The point of view expressed in the Laffey and Kavanagh article seems to me to be blaming bad workmanship on the tool rather than on the way the tool was used. It is part of a mindset that more readily affects certain subsets of the medical profession such as surgeons and intensivists. These specialities attract people who are interventionist – they like to DO things. If these specialists spend their careers performing medical interventions, often without good evidential support, then it is not surprising that they are unreasonably optimistic about how beneficial their interventions are – a version of Festinger’s cognitive dissonance. Over the years I have heard many intensivists say that a particular intensive care therapy does not need to be trialled because they KNOW that it works. A salutary example comes in the form of the story of the Swan-Ganz catheter. This was a large catheter with a balloon and several pressure transducers that could be inserted into the right side of the heart allowing the measurement of a large number of physiologic variables such as the cardiac output and venous resistance. It was used extensively in ICU in the 80s and at one time, more than 50% of all ICU patients in the US had one inserted. The problem was that there was no good evidence that these measurements that these improved the outcome for patients.

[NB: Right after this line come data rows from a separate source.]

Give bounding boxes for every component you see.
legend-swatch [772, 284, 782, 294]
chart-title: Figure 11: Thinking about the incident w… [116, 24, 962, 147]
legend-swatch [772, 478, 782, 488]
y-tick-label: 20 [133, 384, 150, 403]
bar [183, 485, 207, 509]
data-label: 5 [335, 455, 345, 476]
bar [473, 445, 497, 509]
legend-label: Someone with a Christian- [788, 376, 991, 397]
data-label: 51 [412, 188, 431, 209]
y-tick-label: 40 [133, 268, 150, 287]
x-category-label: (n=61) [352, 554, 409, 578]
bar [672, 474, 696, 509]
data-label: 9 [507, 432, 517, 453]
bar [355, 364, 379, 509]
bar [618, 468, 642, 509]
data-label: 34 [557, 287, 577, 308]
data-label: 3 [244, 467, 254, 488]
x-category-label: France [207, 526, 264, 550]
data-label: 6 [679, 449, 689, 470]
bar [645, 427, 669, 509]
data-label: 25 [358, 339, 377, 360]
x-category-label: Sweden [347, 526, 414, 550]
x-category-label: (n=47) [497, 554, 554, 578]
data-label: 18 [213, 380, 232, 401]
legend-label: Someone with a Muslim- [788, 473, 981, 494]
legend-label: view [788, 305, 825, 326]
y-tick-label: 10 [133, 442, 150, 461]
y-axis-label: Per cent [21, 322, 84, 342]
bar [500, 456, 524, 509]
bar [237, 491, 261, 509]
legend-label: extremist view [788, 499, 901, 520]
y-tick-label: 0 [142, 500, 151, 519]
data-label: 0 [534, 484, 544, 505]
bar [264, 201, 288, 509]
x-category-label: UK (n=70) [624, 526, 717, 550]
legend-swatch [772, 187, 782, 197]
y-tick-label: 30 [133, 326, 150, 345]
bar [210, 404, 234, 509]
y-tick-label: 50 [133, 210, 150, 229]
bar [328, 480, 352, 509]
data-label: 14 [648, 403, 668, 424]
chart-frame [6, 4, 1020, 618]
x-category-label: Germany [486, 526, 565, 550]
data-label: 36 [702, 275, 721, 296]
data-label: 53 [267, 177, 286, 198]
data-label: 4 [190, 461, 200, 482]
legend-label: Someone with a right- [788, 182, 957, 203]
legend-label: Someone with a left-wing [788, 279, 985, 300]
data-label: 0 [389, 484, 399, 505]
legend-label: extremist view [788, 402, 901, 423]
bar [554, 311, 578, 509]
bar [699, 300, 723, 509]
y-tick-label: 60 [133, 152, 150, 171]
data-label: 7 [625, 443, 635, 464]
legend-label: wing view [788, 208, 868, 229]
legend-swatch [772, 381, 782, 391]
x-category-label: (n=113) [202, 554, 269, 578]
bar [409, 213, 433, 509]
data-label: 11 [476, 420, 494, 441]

Most intensivists however were sure that they worked as evidenced by their widespread use. Eventually, and somewhat controversially (“We know it works, a trial would be unethical”), an RCT was performed which showed that rather than being beneficial, insertion of a Swan-Ganz catheter worsened patient outcomes and these days they are no longer used.
The same pattern has been repeated over and over again in the last 30 years. The most recent example is the use of vitamin C in sepsis which was touted as a miracle cure and widely used based on weak observational evidence and then debunked based on several RCTs.
I don’t mean to demean these doctors who clearly save many lives but I do wish they had a bit more skepticism concerning novel therapies.